According to Schopenhauer, there are " three basic drivers ", is due to every human action: " a) selfishness that wants their own well ( is infinite ), b) the evil which wants the foreign Woe ( goes to the extreme cruelty, c ). compassion which wants the foreign good ( goes up to the magnanimity and generosity ) "Compassion is defined as the " immediate Motivated will through the suffering of others, " Schopenhauer noted here necessary for compassion ID: " the difference between me and every other on which just egoism is based [ is ] lifted at least to a certain degree. " Despite identification of a distance is maintained, which is made possible by the realization: "I now but do not put in the skin of the other, so I can only by means of the knowledge I have of him, ie the image of him in my head, I identify myself as far with him that my act announcing those difference as canceled. " Schopenhauer criticized the idea that we put ourselves " in the place of the sufferer " in pity and feel his pain as our:

"So it is by no means; but it just remains for us every moment of clear and present, that he is the sufferer, not us: and downright in his person, not in our we feel the suffering [ ... ] we suffer with him, that in him we feel his pain as his and do not have the illusion that he is ours. "

As a first principle of ethics provides Schopenhauer following maxim on (and thus contradicts his above- formulated approach, just draw any normative ethics ): " Neminem laede, imo omnes, quantum potes IUVA " ( Hurt no one, but rather help everyone as much as you can! ).

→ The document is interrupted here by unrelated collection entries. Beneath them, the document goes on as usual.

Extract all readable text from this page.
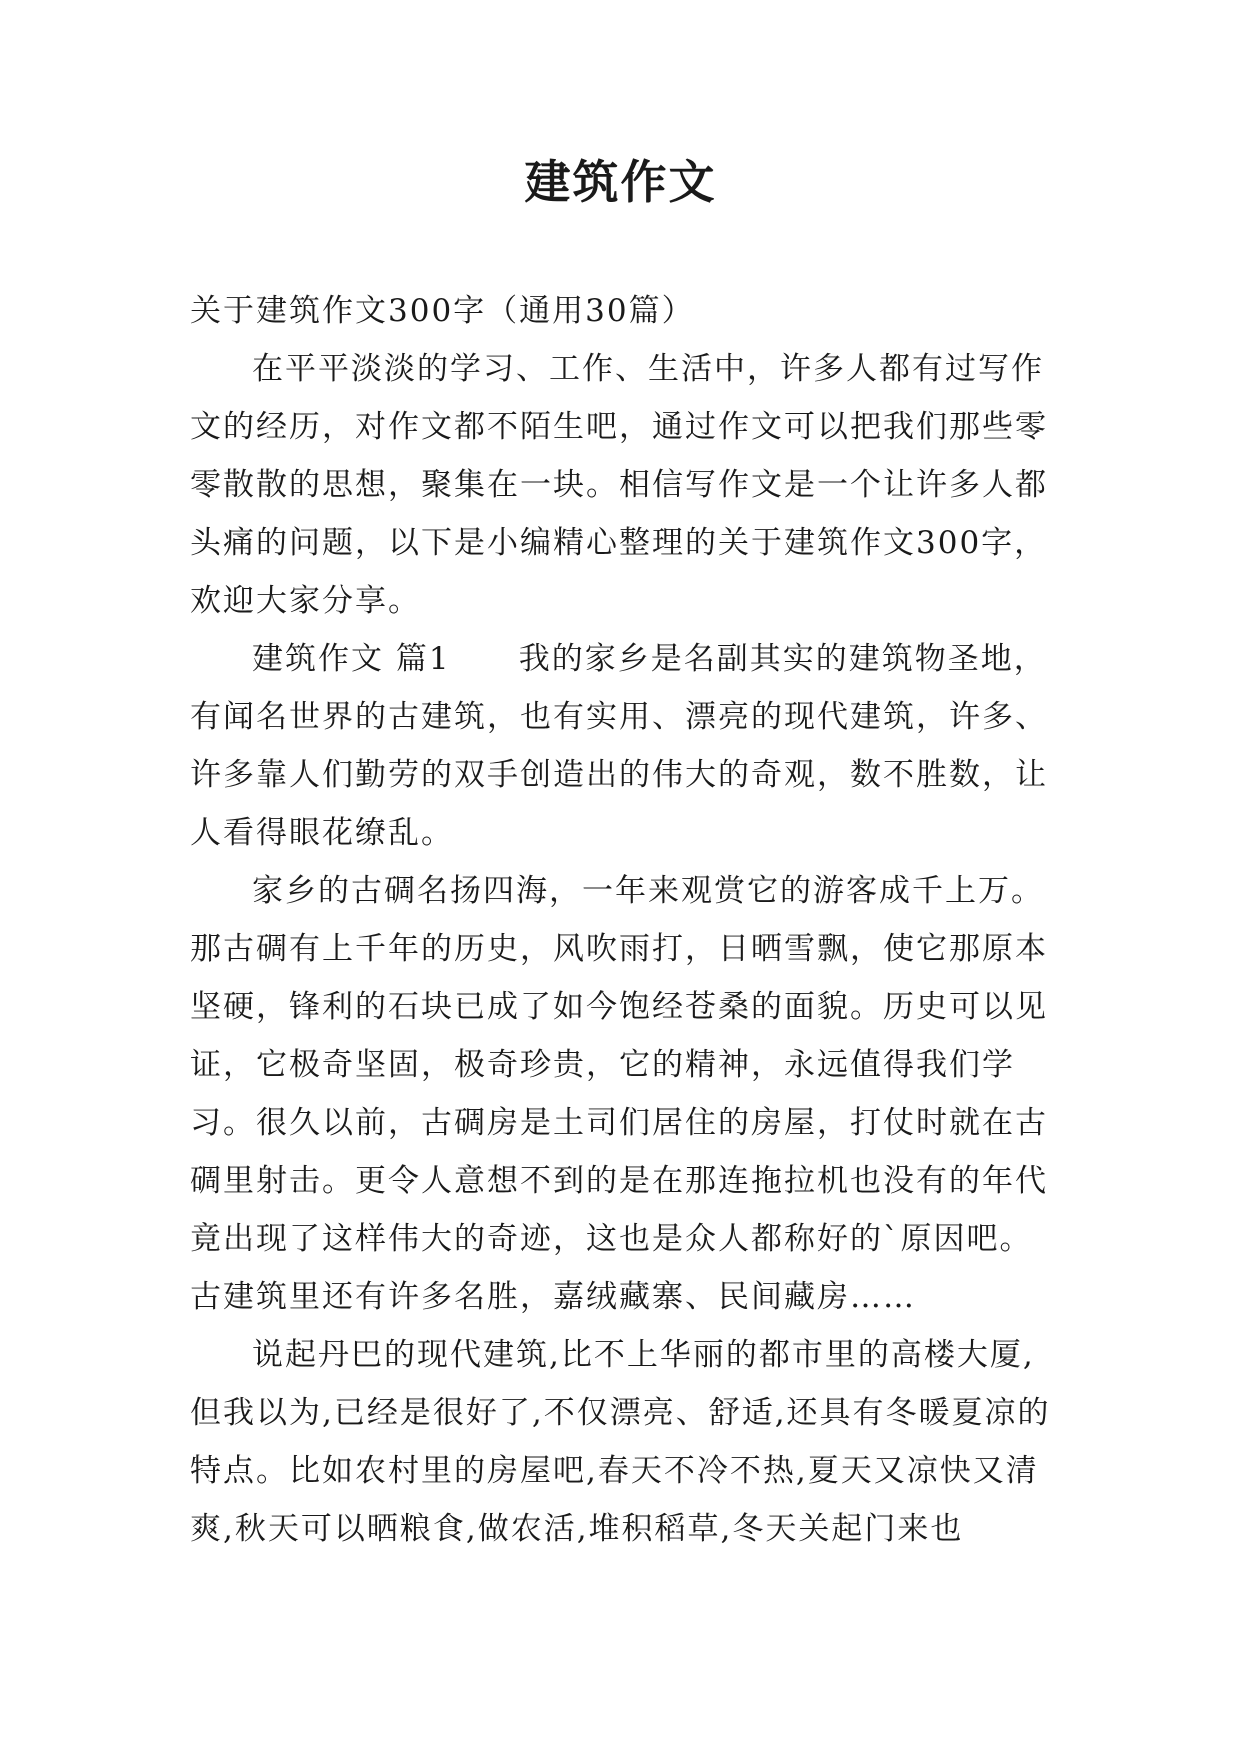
建筑作文

关于建筑作文300字（通用30篇）

在平平淡淡的学习、工作、生活中，许多人都有过写作文的经历，对作文都不陌生吧，通过作文可以把我们那些零零散散的思想，聚集在一块。相信写作文是一个让许多人都头痛的问题，以下是小编精心整理的关于建筑作文300字，欢迎大家分享。

建筑作文 篇1 我的家乡是名副其实的建筑物圣地，有闻名世界的古建筑，也有实用、漂亮的现代建筑，许多、许多靠人们勤劳的双手创造出的伟大的奇观，数不胜数，让人看得眼花缭乱。

家乡的古碉名扬四海，一年来观赏它的游客成千上万。那古碉有上千年的历史，风吹雨打，日晒雪飘，使它那原本坚硬，锋利的石块已成了如今饱经苍桑的面貌。历史可以见证，它极奇坚固，极奇珍贵，它的精神，永远值得我们学习。很久以前，古碉房是土司们居住的房屋，打仗时就在古碉里射击。更令人意想不到的是在那连拖拉机也没有的年代竟出现了这样伟大的奇迹，这也是众人都称好的`原因吧。古建筑里还有许多名胜，嘉绒藏寨、民间藏房……

说起丹巴的现代建筑,比不上华丽的都市里的高楼大厦,但我以为,已经是很好了,不仅漂亮、舒适,还具有冬暖夏凉的特点。比如农村里的房屋吧,春天不冷不热,夏天又凉快又清爽,秋天可以晒粮食,做农活,堆积稻草,冬天关起门来也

At this rule can be prepared by Schopenhauer two classes of actions differ, pointing to two degrees of compassion: 1 passive it leads to the omission, by counteracting egoism ( as a sedative, see above) and prevents us from "self cause to be "foreign pain. From this springs the justice as one of the "cardinal virtues". 2 a higher level reaches the pity if it " drives to active help " me active. From this springs the cardinal virtue of philanthropy.

The pity is not a pure feeling in Schopenhauer. Although this represents the base, but should be a realization in its expanded form, ie, it is connected with reason. Therefore, the question is raised whether it is Schopenhauer's concept of compassion is not simply an attitude is (in the sense of a ' cultured feeling '). Schopenhauer's ethics of compassion is repeatedly discussed in animal ethics.

Nietzsche's critique of pity

Friedrich Nietzsche was hostile to compassion. In contrast to Schopenhauer, however, he considers this phenomenon from the perspective of one who tries to create sympathy for his fellow man. He called it a "need of the unfortunate ", " public displays carrying" their suffering ultimately exert the power over the sympathy ends. Want to generate active compassion, constitutes the attempt by any person to compensate for their own weakness to a certain degree " Woe to do " the compassion ends:

" Rather, we observe children who cry and scream in order to be pitied, and therefore wait for the moment when their condition may fall into the eyes; you live in dealing with the sick and the mentally - afflicted one and ask whether it is not the eloquent complaints and whimpering, the public displays of unhappiness wear basically aims to present to hurt: compassion, which then express those, is so far a consolation for the weak and the suffering, as they realize it, but at least still have a power that, despite all its weakness: the power to do harm. The unfortunate man wins a kind of pleasure in this sense of superiority, which brings him witnessing of pity to consciousness; his imagination rises, it is still important enough to make the world pain. Thus, the thirst for sympathy is a thirst for self- enjoyment, and although at the expense of others; it shows the people around the ruthlessness of his very own self- love [ ... ] "

20th century

Max Scheler distinguishes two kinds of compassion: the genuine compassion and pure emotional contagion. In the latter, the person suffers.

Kate Hamburger takes the position that compassion is an ethically neutral feeling in her 1985 published book The pity.